Little Whale Cay is a private island. Little Whale Cay is located 140 mi southeast of Fort Lauderdale, Florida, and approximately 40 mi north of Nassau. This 93 acre island is part of the Berry Islands in the Bahamas.

==History==
Little Whale Cay was developed in the 1940s as a private island residence by Wallace Groves, an American businessman with a strong interest in the Bahamas. The island was developed exclusively as a home, with no commercial activities. Under Groves, Little Whale Cay got its private harbour and a 2,230-foot runway, capable of accommodating twin-engine planes, sea planes, and helicopters. In the 1950s, all of the land was either landscaped or occupied by buildings. At the time, there were about fifty inhabitants working on the Cay, having their own church and community hall. The church was under the Church of England and bore the name of "Our Lady, Star of the Sea." Residents and employees during Groves' ownership reported that he ran the island in a police-state fashion.
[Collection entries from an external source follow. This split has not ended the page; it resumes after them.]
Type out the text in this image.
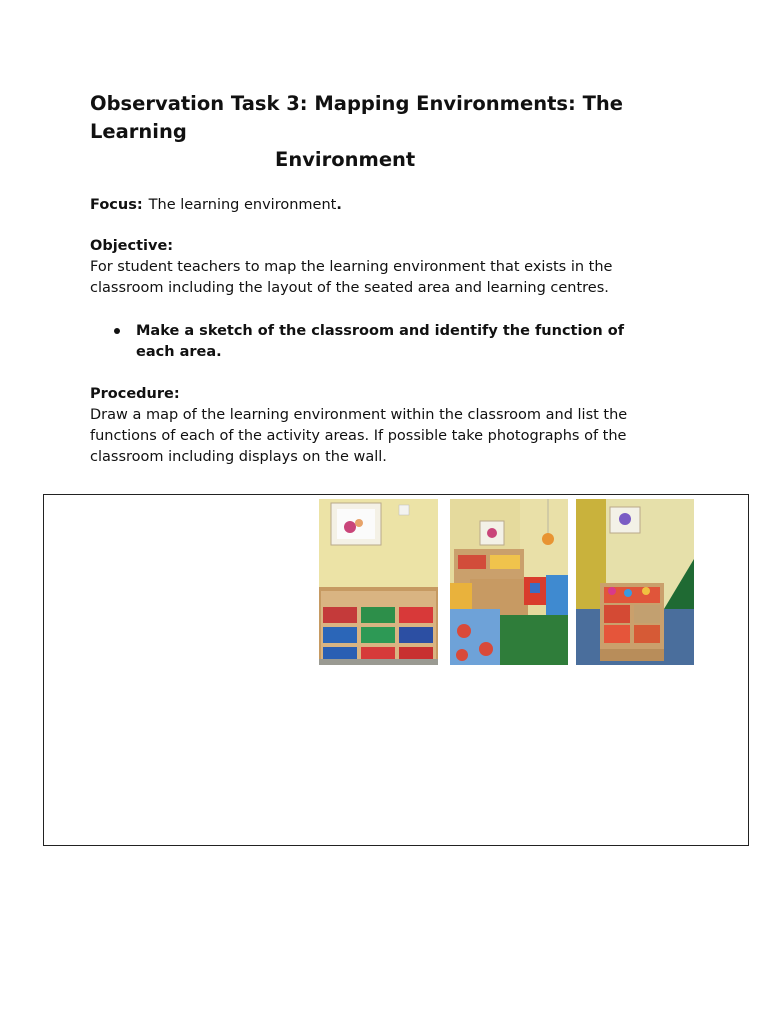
Observation Task 3: Mapping Environments: The Learning
Environment
Focus: The learning environment.
Objective:
For student teachers to map the learning environment that exists in the classroom including the layout of the seated area and learning centres.
Make a sketch of the classroom and identify the function of each area.
Procedure:
Draw a map of the learning environment within the classroom and list the functions of each of the activity areas. If possible take photographs of the classroom including displays on the wall.
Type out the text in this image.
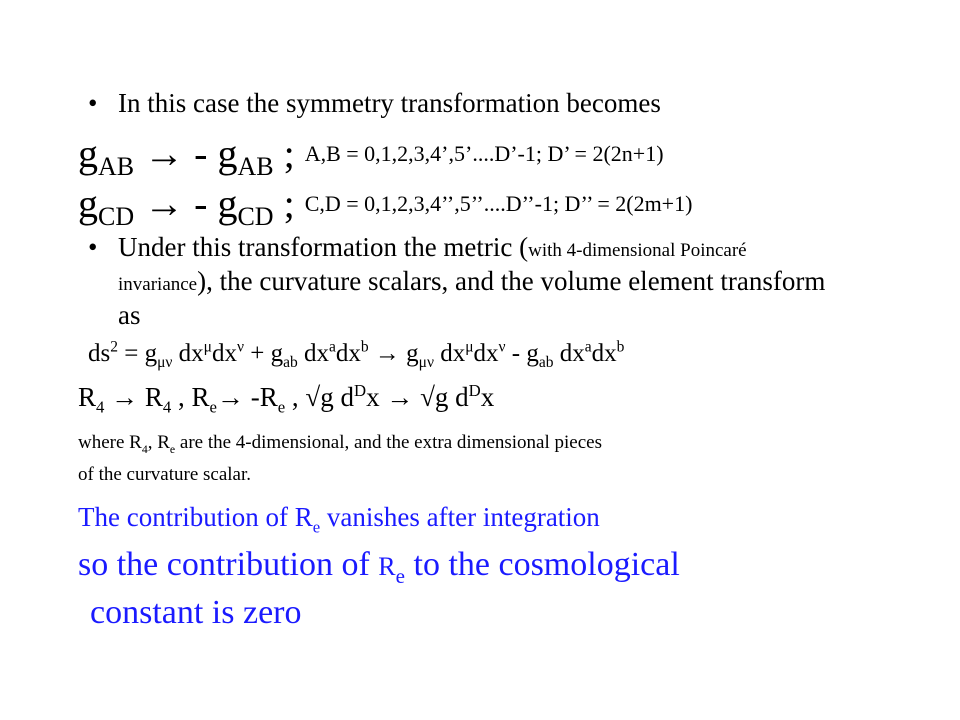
• In this case the symmetry transformation becomes
$g_{AB}$ → - $g_{AB}$ ; A,B = 0,1,2,3,4’,5’....D’-1; D’ = 2(2n+1)
$g_{CD}$ → - $g_{CD}$ ; C,D = 0,1,2,3,4’’,5’’....D’’-1; D’’ = 2(2m+1)
• Under this transformation the metric (with 4-dimensional Poincaré invariance), the curvature scalars, and the volume element transform as
$ds^2 = g_{\mu\nu}$ $dx^\mu dx^\nu + g_{ab}$ $dx^adx^b \to g_{\mu\nu}$ $dx^\mu dx^\nu - g_{ab}$ $dx^adx^b$
$R_4 \to R_4$ , $R_e\to -R_e$ , √g $d^Dx \to √g$ $d^Dx$
where $R_4$, $R_e$ are the 4-dimensional, and the extra dimensional pieces
of the curvature scalar.
The contribution of $R_e$ vanishes after integration
so the contribution of $R_e$ to the cosmological
constant is zero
In 1984, Groves sold the island to Peter Austin, a British millionaire. Austin transformed the property and the three houses built under Groves (Little Whale, Peacock, and Flamingo) into rented sea-view villas.

In the early 2020s, the island was listed for sale for US$35 million. Little Whale Cay hosted commercial guests until it was sold in 2024 to an anonymous private buyer who once again restored it as a private home.

==Facilities==

The island is served by the Lt. Whale Cay Airport and by a small harbour.

==Wildlife==

Manatees and green turtles are sometimes present in the waters surrounding the island. 34 different species of birds found at Little Whale Cay include flamingo, Bahamian duck, and Bahama woodstar hummingbird.

The origin of many of the birds present on the Cay can be traced back to Wallace Groves' bird collection.